Нет, смешно не было. Андрей курил, стараясь сосредоточиться на "пробке" у перекрестка и отогнать дурные предчувствия. Только взгляд все время упирался в собственное отражение в оконном стекле.
Быть пенсионером Андрей еще не привык. Если не считать госпиталя, всего два месяца законно бездельничал. Сорок пять лет, - не мальчик, конечно, но столь рано заканчивать трудовую деятельность он никогда не собирался.
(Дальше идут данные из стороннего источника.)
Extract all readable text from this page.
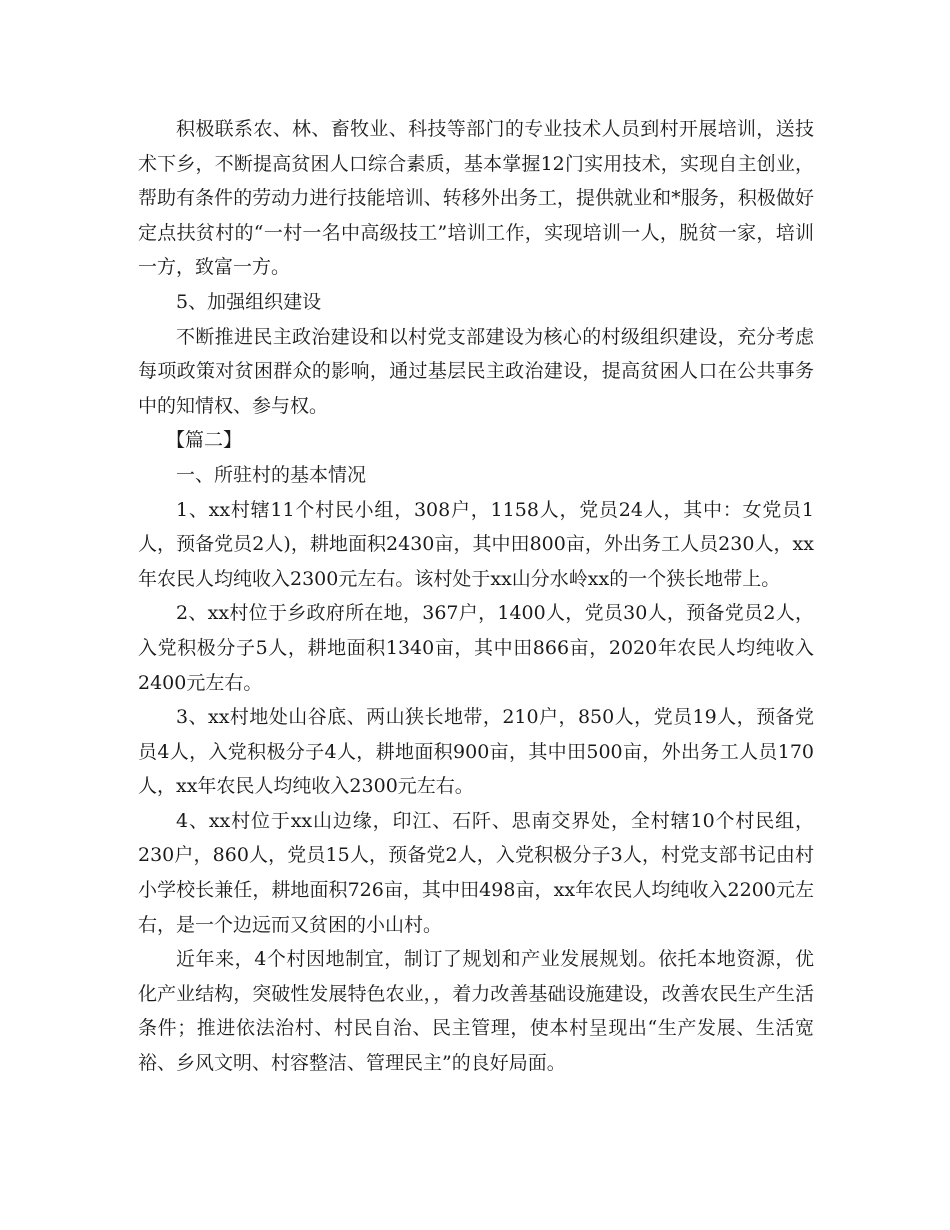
积极联系农、林、畜牧业、科技等部门的专业技术人员到村开展培训，送技术下乡，不断提高贫困人口综合素质，基本掌握12门实用技术，实现自主创业，帮助有条件的劳动力进行技能培训、转移外出务工，提供就业和*服务，积极做好定点扶贫村的“一村一名中高级技工”培训工作，实现培训一人，脱贫一家，培训一方，致富一方。

5、加强组织建设

不断推进民主政治建设和以村党支部建设为核心的村级组织建设，充分考虑每项政策对贫困群众的影响，通过基层民主政治建设，提高贫困人口在公共事务中的知情权、参与权。

【篇二】

一、所驻村的基本情况

1、xx村辖11个村民小组，308户，1158人，党员24人，其中：女党员1人，预备党员2人)，耕地面积2430亩，其中田800亩，外出务工人员230人，xx年农民人均纯收入2300元左右。该村处于xx山分水岭xx的一个狭长地带上。

2、xx村位于乡政府所在地，367户，1400人，党员30人，预备党员2人，入党积极分子5人，耕地面积1340亩，其中田866亩，2020年农民人均纯收入2400元左右。

3、xx村地处山谷底、两山狭长地带，210户，850人，党员19人，预备党员4人，入党积极分子4人，耕地面积900亩，其中田500亩，外出务工人员170人，xx年农民人均纯收入2300元左右。

4、xx村位于xx山边缘，印江、石阡、思南交界处，全村辖10个村民组，230户，860人，党员15人，预备党2人，入党积极分子3人，村党支部书记由村小学校长兼任，耕地面积726亩，其中田498亩，xx年农民人均纯收入2200元左右，是一个边远而又贫困的小山村。

近年来，4个村因地制宜，制订了规划和产业发展规划。依托本地资源，优化产业结构，突破性发展特色农业，，着力改善基础设施建设，改善农民生产生活条件；推进依法治村、村民自治、民主管理，使本村呈现出“生产发展、生活宽裕、乡风文明、村容整洁、管理民主”的良好局面。
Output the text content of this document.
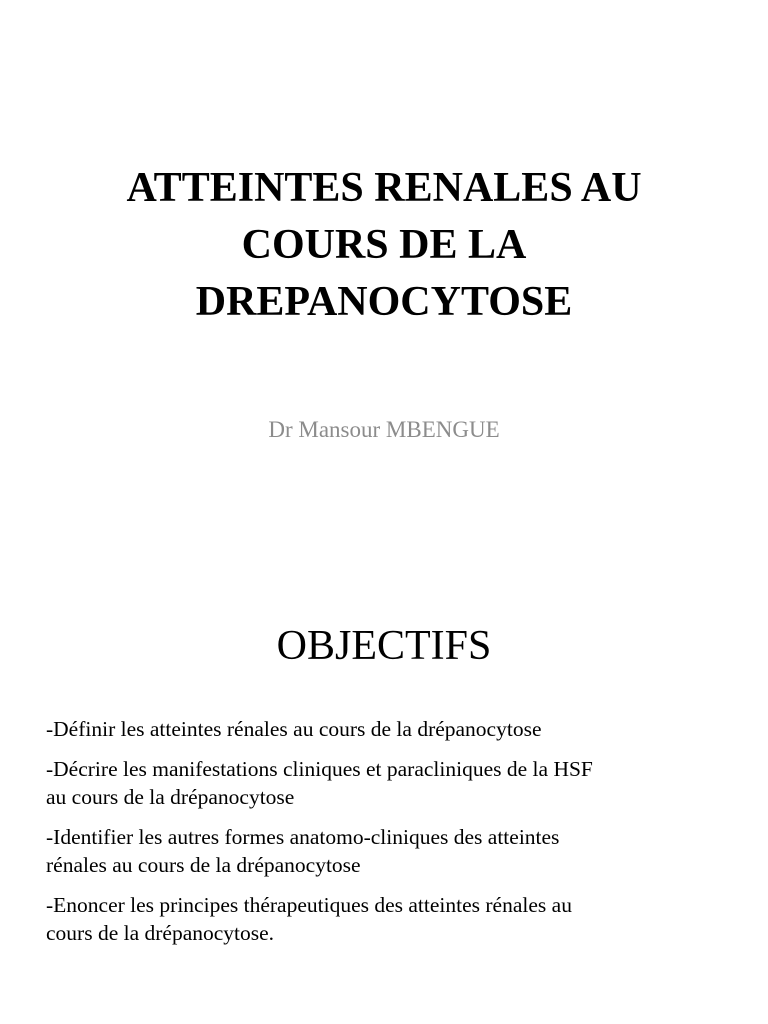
ATTEINTES RENALES AU
COURS DE LA
DREPANOCYTOSE
Dr Mansour MBENGUE
OBJECTIFS
-Définir les atteintes rénales au cours de la drépanocytose
-Décrire les manifestations cliniques et paracliniques de la HSF
au cours de la drépanocytose
-Identifier les autres formes anatomo-cliniques des atteintes
rénales au cours de la drépanocytose
-Enoncer les principes thérapeutiques des atteintes rénales au
cours de la drépanocytose.
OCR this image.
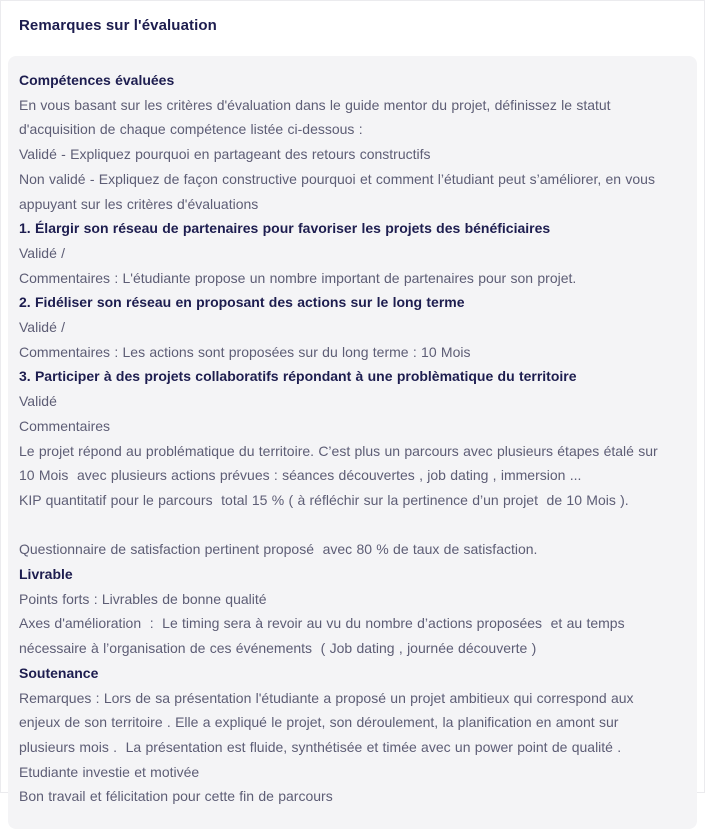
Remarques sur l'évaluation

Compétences évaluées

En vous basant sur les critères d'évaluation dans le guide mentor du projet, définissez le statut d'acquisition de chaque compétence listée ci-dessous :

Validé - Expliquez pourquoi en partageant des retours constructifs

Non validé - Expliquez de façon constructive pourquoi et comment l’étudiant peut s’améliorer, en vous appuyant sur les critères d'évaluations

1. Élargir son réseau de partenaires pour favoriser les projets des bénéficiaires

Validé /

Commentaires : L'étudiante propose un nombre important de partenaires pour son projet.

2. Fidéliser son réseau en proposant des actions sur le long terme

Validé /

Commentaires : Les actions sont proposées sur du long terme : 10 Mois

3. Participer à des projets collaboratifs répondant à une problèmatique du territoire

Validé

Commentaires

Le projet répond au problématique du territoire. C’est plus un parcours avec plusieurs étapes étalé sur 10 Mois  avec plusieurs actions prévues : séances découvertes , job dating , immersion ...

KIP quantitatif pour le parcours  total 15 % ( à réfléchir sur la pertinence d’un projet  de 10 Mois ).

Questionnaire de satisfaction pertinent proposé  avec 80 % de taux de satisfaction.

Livrable

Points forts : Livrables de bonne qualité

Axes d'amélioration  :  Le timing sera à revoir au vu du nombre d’actions proposées  et au temps nécessaire à l’organisation de ces événements  ( Job dating , journée découverte )

Soutenance

Remarques : Lors de sa présentation l'étudiante a proposé un projet ambitieux qui correspond aux enjeux de son territoire . Elle a expliqué le projet, son déroulement, la planification en amont sur plusieurs mois .  La présentation est fluide, synthétisée et timée avec un power point de qualité .

Etudiante investie et motivée

Bon travail et félicitation pour cette fin de parcours
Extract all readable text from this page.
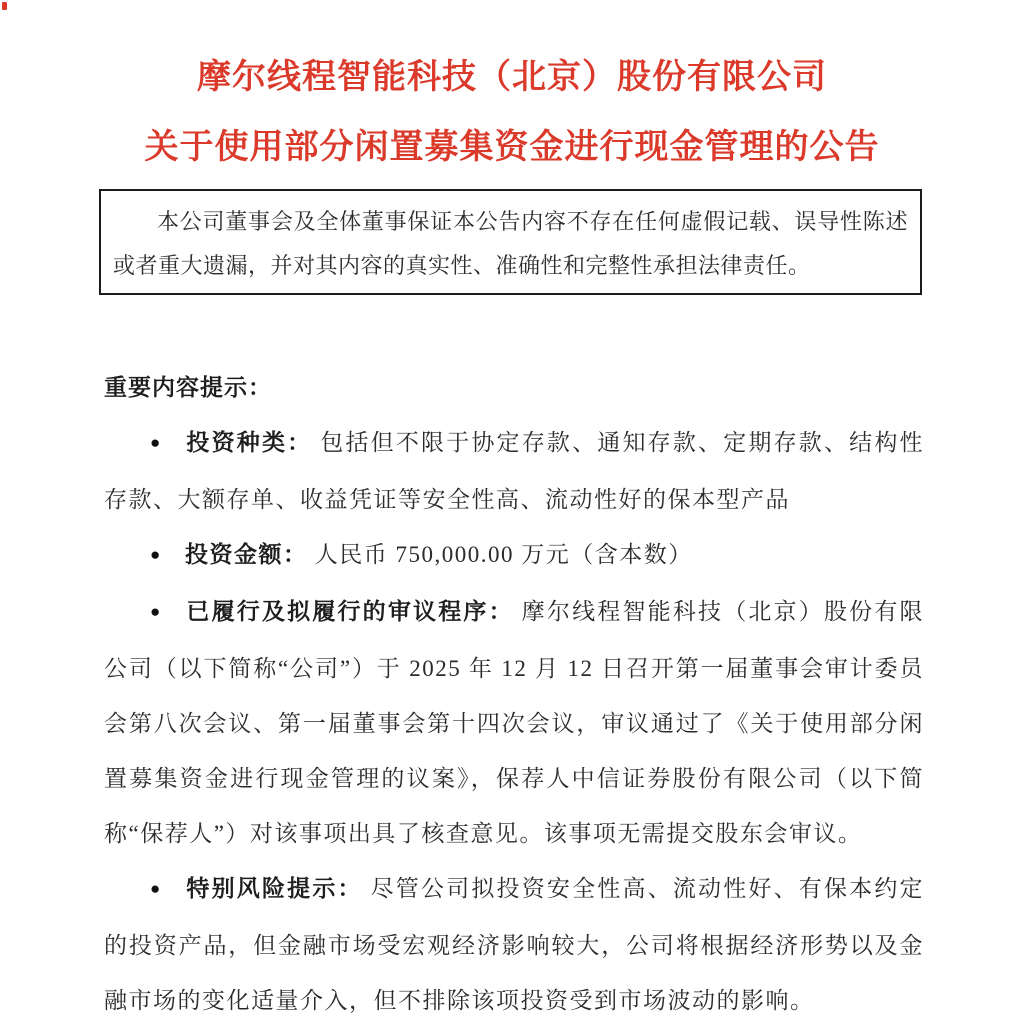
摩尔线程智能科技（北京）股份有限公司
关于使用部分闲置募集资金进行现金管理的公告

本公司董事会及全体董事保证本公告内容不存在任何虚假记载、误导性陈述或者重大遗漏，并对其内容的真实性、准确性和完整性承担法律责任。

重要内容提示：

● 投资种类： 包括但不限于协定存款、通知存款、定期存款、结构性存款、大额存单、收益凭证等安全性高、流动性好的保本型产品

● 投资金额： 人民币 750,000.00 万元（含本数）

● 已履行及拟履行的审议程序： 摩尔线程智能科技（北京）股份有限公司（以下简称“公司”）于 2025 年 12 月 12 日召开第一届董事会审计委员会第八次会议、第一届董事会第十四次会议，审议通过了《关于使用部分闲置募集资金进行现金管理的议案》，保荐人中信证券股份有限公司（以下简称“保荐人”）对该事项出具了核查意见。该事项无需提交股东会审议。

● 特别风险提示： 尽管公司拟投资安全性高、流动性好、有保本约定的投资产品，但金融市场受宏观经济影响较大，公司将根据经济形势以及金融市场的变化适量介入，但不排除该项投资受到市场波动的影响。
Узколицый мужчина, отражающийся в полузеркальном модерновом окне "Боспора", смотрел хмуро. Рожа бледная, болезненная. После госпиталя высокий рост обернулся костлявой сутулостью. Из-за неверия в больную ногу появилась привычка удерживать наклон корпуса влево. М-да, хорошо еще место в метро не уступают. Просто красавец мужчина: холостой, утонченно-бледный, с ярко выраженным левым демократическим уклоном.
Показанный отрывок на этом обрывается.